This week we talked about discourse relations as well as the Penn Tree Bank and the Penn Discourse Tree Bank.
There was discussion on assumptions people have made about the Penn Tree Bank and the surprising variety of genres amongst the material it contains. The focus paper was a little different than most this time, with less theory and not so algorithm-heavy as papers we read before. We talked about how papers in NLP are usually one of these two natures. The paper was very much experiment-based, and we agreed that it probably took a long time to get the right perspective and relation for the dataset.
From the discussion, discourse is very much dependent on other tasks, one of which we pointed out was co-reference resolution.
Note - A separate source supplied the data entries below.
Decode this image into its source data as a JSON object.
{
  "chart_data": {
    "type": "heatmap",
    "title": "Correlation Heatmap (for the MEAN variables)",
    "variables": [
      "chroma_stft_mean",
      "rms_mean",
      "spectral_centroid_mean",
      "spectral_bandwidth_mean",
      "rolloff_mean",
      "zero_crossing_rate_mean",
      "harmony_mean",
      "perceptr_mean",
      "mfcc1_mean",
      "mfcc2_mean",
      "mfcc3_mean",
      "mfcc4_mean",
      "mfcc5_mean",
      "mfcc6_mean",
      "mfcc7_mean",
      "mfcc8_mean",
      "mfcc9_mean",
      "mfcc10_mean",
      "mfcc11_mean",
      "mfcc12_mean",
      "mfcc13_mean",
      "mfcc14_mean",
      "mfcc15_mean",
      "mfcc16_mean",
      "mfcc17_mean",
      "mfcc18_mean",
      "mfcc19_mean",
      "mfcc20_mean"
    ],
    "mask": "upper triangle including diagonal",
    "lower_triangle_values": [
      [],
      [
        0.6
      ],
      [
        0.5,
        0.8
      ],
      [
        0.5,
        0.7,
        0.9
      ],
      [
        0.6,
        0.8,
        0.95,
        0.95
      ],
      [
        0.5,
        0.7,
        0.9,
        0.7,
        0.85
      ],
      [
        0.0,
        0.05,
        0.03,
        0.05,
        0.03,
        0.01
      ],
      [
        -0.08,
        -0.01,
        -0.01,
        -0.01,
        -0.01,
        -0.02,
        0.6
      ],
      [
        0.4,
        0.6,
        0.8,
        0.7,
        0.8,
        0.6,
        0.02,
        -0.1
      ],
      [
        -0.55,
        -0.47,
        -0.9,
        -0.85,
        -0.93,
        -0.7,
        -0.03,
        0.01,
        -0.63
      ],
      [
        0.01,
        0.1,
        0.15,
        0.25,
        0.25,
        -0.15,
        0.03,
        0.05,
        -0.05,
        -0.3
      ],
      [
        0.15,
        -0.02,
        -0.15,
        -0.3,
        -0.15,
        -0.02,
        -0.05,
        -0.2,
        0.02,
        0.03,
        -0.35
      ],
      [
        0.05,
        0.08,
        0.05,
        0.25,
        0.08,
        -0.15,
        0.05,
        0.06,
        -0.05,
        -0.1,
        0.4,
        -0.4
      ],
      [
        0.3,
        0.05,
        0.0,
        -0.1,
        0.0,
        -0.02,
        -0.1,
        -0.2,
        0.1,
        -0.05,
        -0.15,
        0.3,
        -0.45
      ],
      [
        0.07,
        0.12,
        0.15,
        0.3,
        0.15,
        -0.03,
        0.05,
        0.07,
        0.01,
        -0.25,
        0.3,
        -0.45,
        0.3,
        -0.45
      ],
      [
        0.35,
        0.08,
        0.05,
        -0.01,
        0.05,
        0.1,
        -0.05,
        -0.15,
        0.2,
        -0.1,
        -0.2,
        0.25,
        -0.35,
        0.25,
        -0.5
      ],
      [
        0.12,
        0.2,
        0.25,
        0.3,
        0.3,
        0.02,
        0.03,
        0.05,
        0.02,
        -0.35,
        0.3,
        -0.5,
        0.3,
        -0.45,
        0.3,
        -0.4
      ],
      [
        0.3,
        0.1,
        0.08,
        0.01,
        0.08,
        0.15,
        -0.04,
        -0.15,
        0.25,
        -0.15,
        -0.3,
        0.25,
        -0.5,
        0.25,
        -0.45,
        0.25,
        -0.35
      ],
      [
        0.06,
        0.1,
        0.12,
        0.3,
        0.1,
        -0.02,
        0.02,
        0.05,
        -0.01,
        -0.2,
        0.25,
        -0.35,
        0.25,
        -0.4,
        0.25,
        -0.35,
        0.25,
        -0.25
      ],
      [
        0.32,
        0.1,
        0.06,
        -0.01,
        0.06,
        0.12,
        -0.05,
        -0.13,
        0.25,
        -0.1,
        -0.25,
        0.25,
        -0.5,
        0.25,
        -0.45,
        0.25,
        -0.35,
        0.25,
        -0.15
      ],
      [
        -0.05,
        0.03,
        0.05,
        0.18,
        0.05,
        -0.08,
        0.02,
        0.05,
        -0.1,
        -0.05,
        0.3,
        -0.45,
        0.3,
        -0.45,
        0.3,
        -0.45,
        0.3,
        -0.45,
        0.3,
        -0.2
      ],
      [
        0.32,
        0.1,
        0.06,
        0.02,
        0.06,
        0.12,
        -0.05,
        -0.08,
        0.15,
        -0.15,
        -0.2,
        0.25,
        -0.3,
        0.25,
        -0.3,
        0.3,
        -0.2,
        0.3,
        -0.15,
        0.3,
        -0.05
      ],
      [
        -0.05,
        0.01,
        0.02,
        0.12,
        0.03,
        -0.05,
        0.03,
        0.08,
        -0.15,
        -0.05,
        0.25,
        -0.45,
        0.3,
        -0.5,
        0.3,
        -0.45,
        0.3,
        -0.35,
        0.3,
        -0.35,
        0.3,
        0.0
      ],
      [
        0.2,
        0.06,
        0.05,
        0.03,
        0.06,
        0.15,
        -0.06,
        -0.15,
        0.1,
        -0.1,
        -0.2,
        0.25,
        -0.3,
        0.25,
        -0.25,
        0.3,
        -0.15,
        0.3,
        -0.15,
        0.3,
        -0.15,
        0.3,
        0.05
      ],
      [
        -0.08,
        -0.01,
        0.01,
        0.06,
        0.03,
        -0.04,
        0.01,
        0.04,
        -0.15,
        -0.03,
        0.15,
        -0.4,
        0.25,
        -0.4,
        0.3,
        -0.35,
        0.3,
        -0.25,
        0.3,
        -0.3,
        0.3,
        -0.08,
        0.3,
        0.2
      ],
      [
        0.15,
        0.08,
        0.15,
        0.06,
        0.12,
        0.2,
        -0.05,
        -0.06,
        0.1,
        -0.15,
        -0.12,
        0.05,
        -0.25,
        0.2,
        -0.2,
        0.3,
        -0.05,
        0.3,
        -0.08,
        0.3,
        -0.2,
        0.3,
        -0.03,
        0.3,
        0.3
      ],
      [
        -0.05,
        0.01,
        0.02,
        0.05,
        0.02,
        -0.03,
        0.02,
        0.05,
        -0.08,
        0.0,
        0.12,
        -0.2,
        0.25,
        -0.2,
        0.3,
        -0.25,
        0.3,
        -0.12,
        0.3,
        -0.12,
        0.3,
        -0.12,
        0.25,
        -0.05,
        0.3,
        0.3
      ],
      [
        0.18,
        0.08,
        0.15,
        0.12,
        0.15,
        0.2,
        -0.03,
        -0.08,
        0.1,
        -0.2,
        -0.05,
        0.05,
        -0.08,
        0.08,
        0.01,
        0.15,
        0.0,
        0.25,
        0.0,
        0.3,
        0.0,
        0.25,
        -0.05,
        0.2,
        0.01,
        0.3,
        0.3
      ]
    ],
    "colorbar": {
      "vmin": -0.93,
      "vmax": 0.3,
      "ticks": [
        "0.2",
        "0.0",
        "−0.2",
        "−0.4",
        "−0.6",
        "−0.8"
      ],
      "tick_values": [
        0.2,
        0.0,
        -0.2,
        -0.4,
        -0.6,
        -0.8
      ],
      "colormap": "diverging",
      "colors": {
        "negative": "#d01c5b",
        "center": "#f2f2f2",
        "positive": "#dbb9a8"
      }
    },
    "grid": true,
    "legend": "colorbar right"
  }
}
Kevin brought up a few points about intra-sentence relations versus inter-sentence relations and from the results of the paper, there seems to be a lot going on within sentences, which could be pretty useful for doing things such as machine translation.
Other related papers covered topics pretty close to the focus paper, Dong and Weisi read about finding the arguments to discourse connectives, Daniel talked about Rhetorical Structure Theory, which is pretty much a modified high-tag-fidelity-discourse-based subset of the Penn Tree Bank, and Dhananjay talked about genre detection using common word frequencies as style markers. We talked about how discourse is usually not a big focus for undergraduates, and we mentioned some interesting things that could be done with Wikipedia in terms of interesting research projects.